Reducing human stress has become a critical issue in contemporary architecture. The design of the physical environment plays an important role in the ease of wayfinding as people navigate a path through their surroundings. The goal of this project is to create an automated system that can analyze human behavior within a building, generate architectural forms based on the results, and then fabricate an optimal interior space design for facilitating the observed behaviors. The Behavioral Mapping Parametric Knitter (BMPK) juxtaposes key characteristics of biological design (modularity, robustness, homeostasis, and adaptation) with smart technologies.

 

The BMPK Robot is an aggregated system that observes human behaviors, analyzes this behavioral data, designs parametric patterns, and then weaves spatial designs. The robot extracts data about complex human behaviors using intelligent sensors embedded within the environment.
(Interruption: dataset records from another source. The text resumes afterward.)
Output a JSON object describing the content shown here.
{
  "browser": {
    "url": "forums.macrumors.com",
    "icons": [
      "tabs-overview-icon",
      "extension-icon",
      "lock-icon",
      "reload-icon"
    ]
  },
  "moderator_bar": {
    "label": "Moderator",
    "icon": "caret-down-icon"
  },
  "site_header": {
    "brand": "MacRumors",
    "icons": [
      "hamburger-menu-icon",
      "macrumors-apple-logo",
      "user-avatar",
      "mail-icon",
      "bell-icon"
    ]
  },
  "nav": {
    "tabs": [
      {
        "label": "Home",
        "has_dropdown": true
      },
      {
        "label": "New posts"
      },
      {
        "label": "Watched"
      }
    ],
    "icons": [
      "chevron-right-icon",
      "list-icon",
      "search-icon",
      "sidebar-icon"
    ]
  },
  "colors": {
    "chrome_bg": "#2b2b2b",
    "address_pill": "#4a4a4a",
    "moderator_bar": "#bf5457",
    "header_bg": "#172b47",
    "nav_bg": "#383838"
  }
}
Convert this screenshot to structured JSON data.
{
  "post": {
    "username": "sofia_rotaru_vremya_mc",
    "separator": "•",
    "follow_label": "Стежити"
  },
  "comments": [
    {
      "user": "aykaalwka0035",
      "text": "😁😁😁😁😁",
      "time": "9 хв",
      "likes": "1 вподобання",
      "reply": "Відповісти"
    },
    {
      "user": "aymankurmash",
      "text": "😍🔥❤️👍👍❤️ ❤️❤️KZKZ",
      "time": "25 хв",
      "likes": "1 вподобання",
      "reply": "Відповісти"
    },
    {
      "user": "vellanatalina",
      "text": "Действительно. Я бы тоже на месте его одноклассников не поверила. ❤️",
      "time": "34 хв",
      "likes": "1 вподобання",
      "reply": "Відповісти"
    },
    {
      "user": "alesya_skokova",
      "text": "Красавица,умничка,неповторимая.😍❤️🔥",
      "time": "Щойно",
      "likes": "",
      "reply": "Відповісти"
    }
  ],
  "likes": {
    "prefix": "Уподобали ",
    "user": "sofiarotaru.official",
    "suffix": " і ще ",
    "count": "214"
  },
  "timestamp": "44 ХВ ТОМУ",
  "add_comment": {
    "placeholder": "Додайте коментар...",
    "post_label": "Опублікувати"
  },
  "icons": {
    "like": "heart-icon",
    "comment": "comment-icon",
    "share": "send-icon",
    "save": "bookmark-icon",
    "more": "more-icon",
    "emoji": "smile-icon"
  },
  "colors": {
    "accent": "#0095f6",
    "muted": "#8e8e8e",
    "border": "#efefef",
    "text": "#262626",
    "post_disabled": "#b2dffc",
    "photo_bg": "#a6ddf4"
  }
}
Knowledge extracted from this behavioral data is then used to design a parametric pattern. Finally, the robot employs this pattern to determine an optimal space structure to make the observed human behaviors as easy as possible. The spatial designs produced by the BMPK Robot are thus intended to help optimize the dynamic human behaviors that are already observed within the built environment. The results from this research project will lead to reduced stress and improved wayfinding among end-users. In addition, the research will produce a design tool capable of measuring the performance of different architectural forms in regard to how well they facilitate human behavior.